If anyone is injured in the accident, calling the police and filing an insurance claim are highly recommended, says Richard Console Jr., a partner at Console & Hollawell, a New Jersey law firm. According to Console, it’s possible to suffer injuries but not immediately realize that you’ve been injured.

Suddenly, a minor predicament that seemed like it could be resolved with a handshake turns into a much more expensive and complicated problem, complete with medical bills and physical therapy.

If you don’t file a report, you could face costly medical bills if the person at fault “forgot” what happened or doesn’t answer the phone when you call to arrange payment. Or if you’re at fault in the accident and you don’t file a report, the other driver could be an opportunist who decides to fake an injury and trick you into paying phony medical bills.

Fender-benders between family and friends are less of a concern because both parties likely know and trust each other, according to Pyles. However, even if you collide with a pal or a relative, you still might want to file a police report in case you need to submit an insurance claim for injuries later on.

If you still decide not to call the cops, taking detailed notes for personal reference could help you down the road. Console recommends putting everything (who, what, where, when, who was at fault and what the other driver says he’ll pay for) in writing, then having the note signed by all of the involved motorists so that some documentation exists.

“People’s recollections grow foggier as time goes on,” Console says, “and some people actually change their stories.”

Get a Release to Show You’ve Paid for Everything

If you’re at fault, make sure you get a notarized release indicating that you’ve paid for everything you agreed to cover, Los Angeles attorney Jeffrey Shane recommends. The release should show that you’ve paid every penny for all injuries and damages, that you’ve made all of the payments and that a lawsuit won’t be filed, according to Shane.

In the event that the other driver is at fault, you should offer him the same type of release. If he doesn’t pay up — or skips town — you usually can sue an at-fault motorist up to the statute of limitations in your state, Console says. In New Jersey and Pennsylvania, for example, you generally can sue up to two years after an accident.

“However, without a police report or timely reported claim to insurance, resolving a claim can be far more difficult and very expensive,” Console says.

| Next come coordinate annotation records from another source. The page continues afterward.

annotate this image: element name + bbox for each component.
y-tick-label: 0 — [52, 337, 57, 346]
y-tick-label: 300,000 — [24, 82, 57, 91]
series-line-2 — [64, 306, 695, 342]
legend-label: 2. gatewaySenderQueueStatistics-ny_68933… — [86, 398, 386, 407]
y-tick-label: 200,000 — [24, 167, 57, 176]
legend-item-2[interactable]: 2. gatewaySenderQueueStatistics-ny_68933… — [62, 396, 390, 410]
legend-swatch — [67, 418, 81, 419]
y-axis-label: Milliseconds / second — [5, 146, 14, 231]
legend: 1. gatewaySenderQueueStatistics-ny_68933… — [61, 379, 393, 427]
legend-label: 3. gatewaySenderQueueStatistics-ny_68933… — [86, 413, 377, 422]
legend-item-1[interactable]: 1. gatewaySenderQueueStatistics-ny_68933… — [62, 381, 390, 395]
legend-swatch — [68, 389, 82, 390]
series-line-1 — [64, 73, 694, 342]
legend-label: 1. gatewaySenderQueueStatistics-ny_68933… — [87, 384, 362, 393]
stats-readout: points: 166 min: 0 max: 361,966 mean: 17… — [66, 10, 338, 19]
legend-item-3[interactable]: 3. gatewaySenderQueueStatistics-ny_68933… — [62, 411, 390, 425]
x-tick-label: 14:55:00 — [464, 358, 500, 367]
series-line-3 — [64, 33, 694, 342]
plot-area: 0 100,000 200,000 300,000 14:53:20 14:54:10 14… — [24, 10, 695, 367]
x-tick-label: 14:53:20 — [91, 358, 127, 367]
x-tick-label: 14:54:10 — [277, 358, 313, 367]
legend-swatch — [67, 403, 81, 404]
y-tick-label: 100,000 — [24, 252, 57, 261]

The more time that’s passed, the more difficult it will be to get the other driver to cough up money.

“I have seen many cases where there is little property damage andno report of injury at the scene, so the parties simply exchange information and drive away,” Pyles says. “Then two years later, one driver files suit against the other and there is no document reporting the minor damage or injury.”

Even if you do work things out with the driver who hit you, leaving your insurance company out of it could land you in hot water. Failing to notify your insurer about an auto accident could be a violation of the terms and conditions of your auto insurance policy — one that, according to Pyles, could lead to a denial of coverage.